Vedder is a fan of the Chicago Bears, Bulls, and Cubs. In fact, his a long-time, die-hard Cubs fan. Vedder went to many of the team's 2016 playoff games. He was there for the Cubs' Game Seven victory in the 2016 World Series.
Vedder sang the national anthem before the third game of the 1998 NBA Finals in Chicago.
Vedder has sung "Take Me Out to the Ball Game" at six Cubs games, including Game 5 of the 2016 World Series.
Vedder sometimes wears a Chicago Bears #34 Walter Payton Bears jersey while performing onstage.
A number of Vedder's songs reference Chicago sports teams and athletes. "Black, Red, and Yellow," for instance, is about the Phil Jackson/Michael Jordan/Dennis Rodman era of the Chicago Bulls.

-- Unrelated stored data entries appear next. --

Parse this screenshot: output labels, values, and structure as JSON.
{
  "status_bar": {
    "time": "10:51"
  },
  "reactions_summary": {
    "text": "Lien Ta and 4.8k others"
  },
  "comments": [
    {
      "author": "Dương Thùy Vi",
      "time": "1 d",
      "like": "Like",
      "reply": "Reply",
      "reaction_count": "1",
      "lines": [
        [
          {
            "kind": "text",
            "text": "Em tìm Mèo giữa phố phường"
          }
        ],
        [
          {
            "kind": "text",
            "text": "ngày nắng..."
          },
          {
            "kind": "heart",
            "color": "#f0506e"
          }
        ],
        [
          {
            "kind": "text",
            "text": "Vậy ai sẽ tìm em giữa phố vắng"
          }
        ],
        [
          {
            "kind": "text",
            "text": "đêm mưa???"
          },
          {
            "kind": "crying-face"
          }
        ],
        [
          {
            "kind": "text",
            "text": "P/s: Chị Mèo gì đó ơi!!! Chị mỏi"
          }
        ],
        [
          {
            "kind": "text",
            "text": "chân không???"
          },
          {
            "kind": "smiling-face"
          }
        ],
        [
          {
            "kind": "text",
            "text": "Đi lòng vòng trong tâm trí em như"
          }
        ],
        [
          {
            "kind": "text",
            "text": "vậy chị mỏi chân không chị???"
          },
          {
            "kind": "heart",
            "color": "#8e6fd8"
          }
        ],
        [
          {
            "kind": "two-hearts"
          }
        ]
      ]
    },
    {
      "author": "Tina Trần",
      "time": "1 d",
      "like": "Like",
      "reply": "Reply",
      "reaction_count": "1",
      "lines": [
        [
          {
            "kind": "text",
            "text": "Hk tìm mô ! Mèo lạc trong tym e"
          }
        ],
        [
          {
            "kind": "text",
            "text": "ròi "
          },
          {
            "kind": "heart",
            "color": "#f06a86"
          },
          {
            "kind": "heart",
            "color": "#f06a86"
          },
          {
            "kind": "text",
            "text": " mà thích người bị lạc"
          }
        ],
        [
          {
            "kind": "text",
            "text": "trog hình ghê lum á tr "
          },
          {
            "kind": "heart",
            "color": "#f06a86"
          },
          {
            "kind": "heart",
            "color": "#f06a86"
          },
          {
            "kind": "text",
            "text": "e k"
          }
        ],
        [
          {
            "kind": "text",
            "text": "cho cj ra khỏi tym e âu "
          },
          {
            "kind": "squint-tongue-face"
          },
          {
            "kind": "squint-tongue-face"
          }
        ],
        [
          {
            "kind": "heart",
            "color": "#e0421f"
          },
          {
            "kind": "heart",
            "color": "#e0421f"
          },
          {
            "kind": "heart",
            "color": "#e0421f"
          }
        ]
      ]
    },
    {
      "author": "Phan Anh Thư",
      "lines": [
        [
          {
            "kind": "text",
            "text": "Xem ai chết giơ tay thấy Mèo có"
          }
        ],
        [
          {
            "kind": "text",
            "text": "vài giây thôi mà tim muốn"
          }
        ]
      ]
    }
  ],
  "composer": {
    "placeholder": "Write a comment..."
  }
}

Pearl Jam was scheduled to perform at Lollapalooza in Chicago in 2007. A few days before that performance, Vedder was asked to throw out the first pitch of a Cubs game at Wrigley Field.

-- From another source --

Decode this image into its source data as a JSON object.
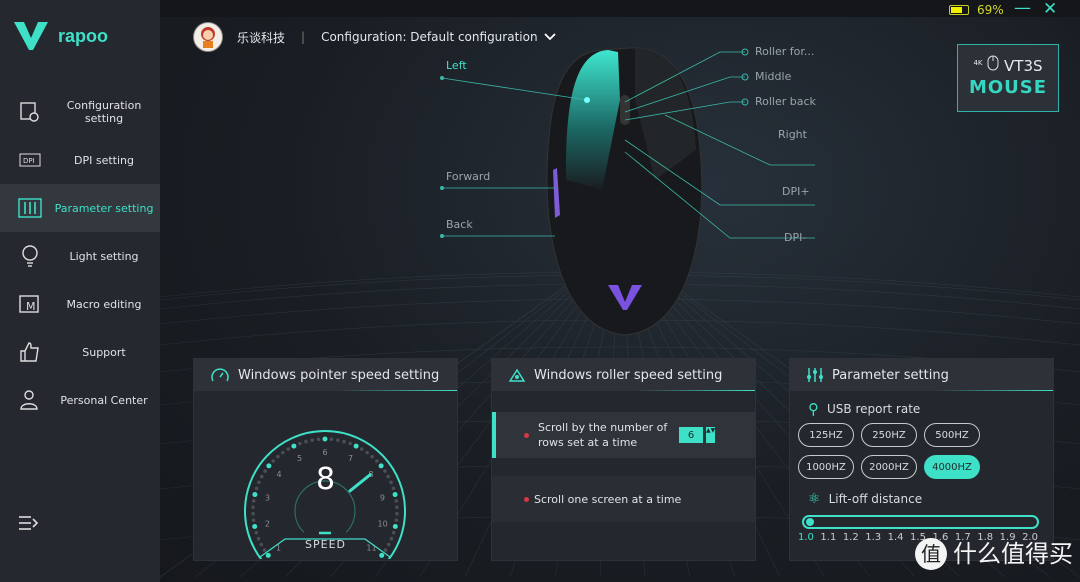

Ernie Banks, the legendary Cubs shortstop and first baseman, asked Vedder to write a song paying tribute to the Cubs. Vedder wrote, "All the Way," which no Cubs fan can listen to post World Series win without tearing up. The day after the Cubs' 2016 World Series win after 108 years, the Cubs' official Twitter account posted a video montage of Vedder's song in tribute to their die-hard, loyal fan base.
Real Estate: Eddie Vedder, his wife, and their daughters live in West Seattle, Washington.